Here are what we consider the usual suspects responsible for the difference in performance:
- Our wire-speed bare metal network ensures that clients have the smallest physically possible network latency – as all switching happens at the hardware level. This means that connectivity between machines and to the storage is excellent, so much so that even working with local disks might not compensate for the difference.
- Even with hardware, components are not created equal. Memory frequency can vary greatly and, although usually underestimated, takes quite a toll on performance. Up to 20% more performance can be achieved from the same setup, simply by increasing memory frequency as shown in one of our previous performance benchmarks.

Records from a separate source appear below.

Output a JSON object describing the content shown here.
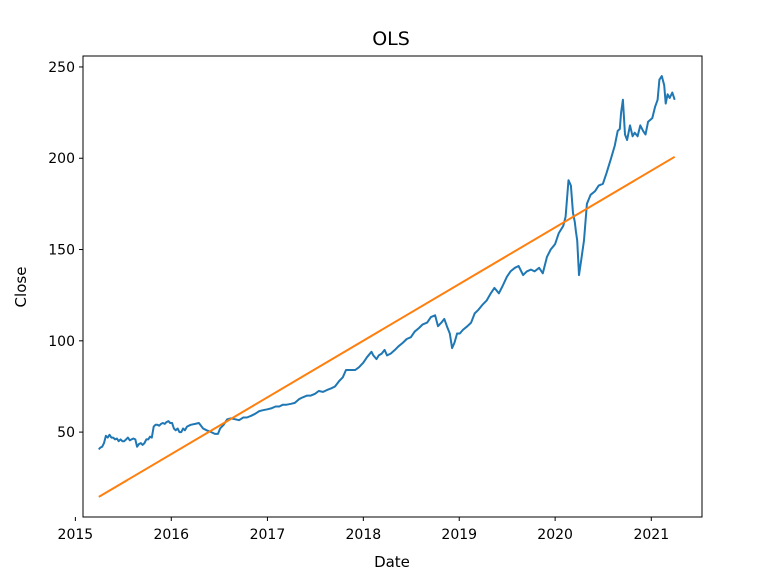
{
  "chart_data": {
    "type": "line",
    "title": "OLS",
    "xlabel": "Date",
    "ylabel": "Close",
    "xlim": [
      "2015-01-30",
      "2021-07-13"
    ],
    "ylim": [
      3.5,
      256
    ],
    "xticks": [
      {
        "value": "2015-01-01",
        "label": "2015"
      },
      {
        "value": "2016-01-01",
        "label": "2016"
      },
      {
        "value": "2017-01-01",
        "label": "2017"
      },
      {
        "value": "2018-01-01",
        "label": "2018"
      },
      {
        "value": "2019-01-01",
        "label": "2019"
      },
      {
        "value": "2020-01-01",
        "label": "2020"
      },
      {
        "value": "2021-01-01",
        "label": "2021"
      }
    ],
    "yticks": [
      50,
      100,
      150,
      200,
      250
    ],
    "grid": false,
    "legend": "none",
    "series": [
      {
        "color": "#1f77b4",
        "x": [
          "2015-03-31",
          "2015-04-06",
          "2015-04-13",
          "2015-04-20",
          "2015-04-27",
          "2015-05-04",
          "2015-05-11",
          "2015-05-18",
          "2015-05-25",
          "2015-06-01",
          "2015-06-08",
          "2015-06-15",
          "2015-06-22",
          "2015-06-29",
          "2015-07-06",
          "2015-07-13",
          "2015-07-20",
          "2015-07-27",
          "2015-08-03",
          "2015-08-10",
          "2015-08-17",
          "2015-08-24",
          "2015-08-31",
          "2015-09-07",
          "2015-09-14",
          "2015-09-21",
          "2015-09-28",
          "2015-10-05",
          "2015-10-12",
          "2015-10-19",
          "2015-10-26",
          "2015-11-02",
          "2015-11-09",
          "2015-11-16",
          "2015-11-23",
          "2015-11-30",
          "2015-12-07",
          "2015-12-14",
          "2015-12-21",
          "2015-12-28",
          "2016-01-04",
          "2016-01-11",
          "2016-01-18",
          "2016-01-25",
          "2016-02-01",
          "2016-02-08",
          "2016-02-15",
          "2016-02-22",
          "2016-03-01",
          "2016-03-15",
          "2016-04-01",
          "2016-04-15",
          "2016-05-01",
          "2016-05-15",
          "2016-06-01",
          "2016-06-15",
          "2016-06-27",
          "2016-07-05",
          "2016-07-18",
          "2016-08-01",
          "2016-08-15",
          "2016-09-01",
          "2016-09-15",
          "2016-10-01",
          "2016-10-15",
          "2016-11-01",
          "2016-11-15",
          "2016-12-01",
          "2016-12-15",
          "2017-01-01",
          "2017-01-15",
          "2017-02-01",
          "2017-02-15",
          "2017-03-01",
          "2017-03-15",
          "2017-04-01",
          "2017-04-15",
          "2017-05-01",
          "2017-05-15",
          "2017-06-01",
          "2017-06-15",
          "2017-07-01",
          "2017-07-15",
          "2017-08-01",
          "2017-08-15",
          "2017-09-01",
          "2017-09-15",
          "2017-10-01",
          "2017-10-15",
          "2017-10-27",
          "2017-11-15",
          "2017-12-01",
          "2017-12-15",
          "2018-01-01",
          "2018-01-15",
          "2018-02-01",
          "2018-02-08",
          "2018-02-20",
          "2018-03-01",
          "2018-03-12",
          "2018-03-23",
          "2018-04-01",
          "2018-04-15",
          "2018-05-01",
          "2018-05-15",
          "2018-06-01",
          "2018-06-15",
          "2018-07-01",
          "2018-07-15",
          "2018-08-01",
          "2018-08-15",
          "2018-09-01",
          "2018-09-15",
          "2018-10-01",
          "2018-10-12",
          "2018-10-25",
          "2018-11-05",
          "2018-11-15",
          "2018-11-26",
          "2018-12-05",
          "2018-12-14",
          "2018-12-24",
          "2019-01-03",
          "2019-01-15",
          "2019-02-01",
          "2019-02-15",
          "2019-03-01",
          "2019-03-15",
          "2019-04-01",
          "2019-04-15",
          "2019-05-01",
          "2019-05-15",
          "2019-06-01",
          "2019-06-15",
          "2019-07-01",
          "2019-07-15",
          "2019-08-01",
          "2019-08-15",
          "2019-09-01",
          "2019-09-15",
          "2019-10-01",
          "2019-10-15",
          "2019-11-01",
          "2019-11-15",
          "2019-12-01",
          "2019-12-15",
          "2020-01-01",
          "2020-01-15",
          "2020-02-01",
          "2020-02-10",
          "2020-02-21",
          "2020-03-01",
          "2020-03-09",
          "2020-03-16",
          "2020-03-20",
          "2020-03-25",
          "2020-04-01",
          "2020-04-10",
          "2020-04-20",
          "2020-05-01",
          "2020-05-15",
          "2020-06-01",
          "2020-06-15",
          "2020-07-01",
          "2020-07-15",
          "2020-08-01",
          "2020-08-15",
          "2020-08-26",
          "2020-09-03",
          "2020-09-08",
          "2020-09-15",
          "2020-09-23",
          "2020-10-01",
          "2020-10-12",
          "2020-10-22",
          "2020-10-30",
          "2020-11-10",
          "2020-11-20",
          "2020-12-01",
          "2020-12-10",
          "2020-12-20",
          "2021-01-05",
          "2021-01-15",
          "2021-01-25",
          "2021-02-01",
          "2021-02-10",
          "2021-02-19",
          "2021-02-25",
          "2021-03-04",
          "2021-03-12",
          "2021-03-22",
          "2021-03-31"
        ],
        "y": [
          40.5,
          41.5,
          42,
          44,
          48,
          47,
          48.5,
          47,
          47,
          46,
          46.5,
          45,
          46,
          45,
          45,
          46,
          47,
          45.5,
          46,
          46.5,
          46,
          42,
          43.5,
          44,
          43,
          44,
          46,
          46,
          47.5,
          47,
          53,
          54,
          54,
          53.5,
          54.5,
          55,
          54.5,
          55.5,
          56,
          55,
          55,
          52,
          51,
          52,
          50,
          50,
          52,
          51,
          53,
          54,
          54.5,
          55,
          52,
          51,
          50,
          49,
          49,
          52,
          54,
          57,
          57.5,
          57,
          56.5,
          58,
          58,
          59,
          60,
          61.5,
          62,
          62.5,
          63,
          64,
          64,
          65,
          65,
          65.5,
          66,
          68,
          69,
          70,
          70,
          71,
          72.5,
          72,
          73,
          74,
          75,
          78,
          80,
          84,
          84,
          84,
          85.5,
          88,
          91,
          94,
          92,
          90,
          92,
          93,
          95,
          92,
          93,
          95,
          97,
          99,
          101,
          102,
          105,
          107,
          109,
          110,
          113,
          114,
          108,
          110,
          112,
          108,
          104,
          96,
          99,
          104,
          104,
          106,
          108,
          110,
          115,
          117,
          120,
          122,
          126,
          129,
          126,
          130,
          135,
          138,
          140,
          141,
          136,
          138,
          139,
          138,
          140,
          137,
          146,
          150,
          153,
          159,
          163,
          168,
          188,
          185,
          170,
          165,
          160,
          155,
          136,
          145,
          155,
          175,
          180,
          182,
          185,
          186,
          192,
          200,
          207,
          215,
          216,
          225,
          232,
          213,
          210,
          218,
          212,
          214,
          212,
          218,
          215,
          213,
          220,
          222,
          228,
          232,
          243,
          245,
          240,
          230,
          235,
          233,
          236,
          232
        ]
      },
      {
        "color": "#ff7f0e",
        "x": [
          "2015-03-31",
          "2021-03-31"
        ],
        "y": [
          14.5,
          200.8
        ]
      }
    ]
  }
}
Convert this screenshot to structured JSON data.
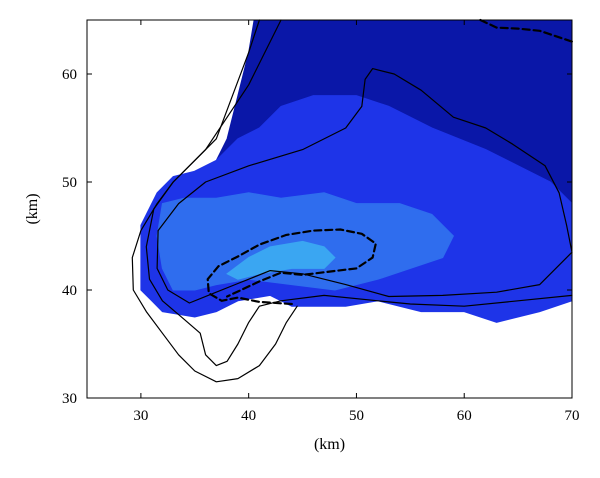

All-SSD storage based on enterprise drives
- As in the case of memory, not all SSD drives perform equally. For instance, lower end drives provide good performance for reading but not for writing. In fact, it is well documented that writing to SSDs can be quite slow. That’s why even some SSD based systems can achieve sub-optimal performance overall.
The main takeaway from AlignAlytics findings is to never take anything for granted. Especially due to the cloud’s pay-per-hour billing model, it has become affordable to test several providers and setups before deciding where you want to invest your infrastructure budget. Of course these tests take time and these comparisons aren’t always like for like. But, if nothing else, you’ll have a much better understanding of the strong and weak points of the system you’re building. That’s very precious knowledge when you find yourself having to scale or having to predict infrastructure costs realistically.
As we found in our testing with AlignAlytics, not everything labeled SSD really improves performance, local drives aren’t always better and what’s apparently the same 8 GB of RAM can perform very differently across providers. Nothing compares to getting your hands on a setup and testing it with your applications.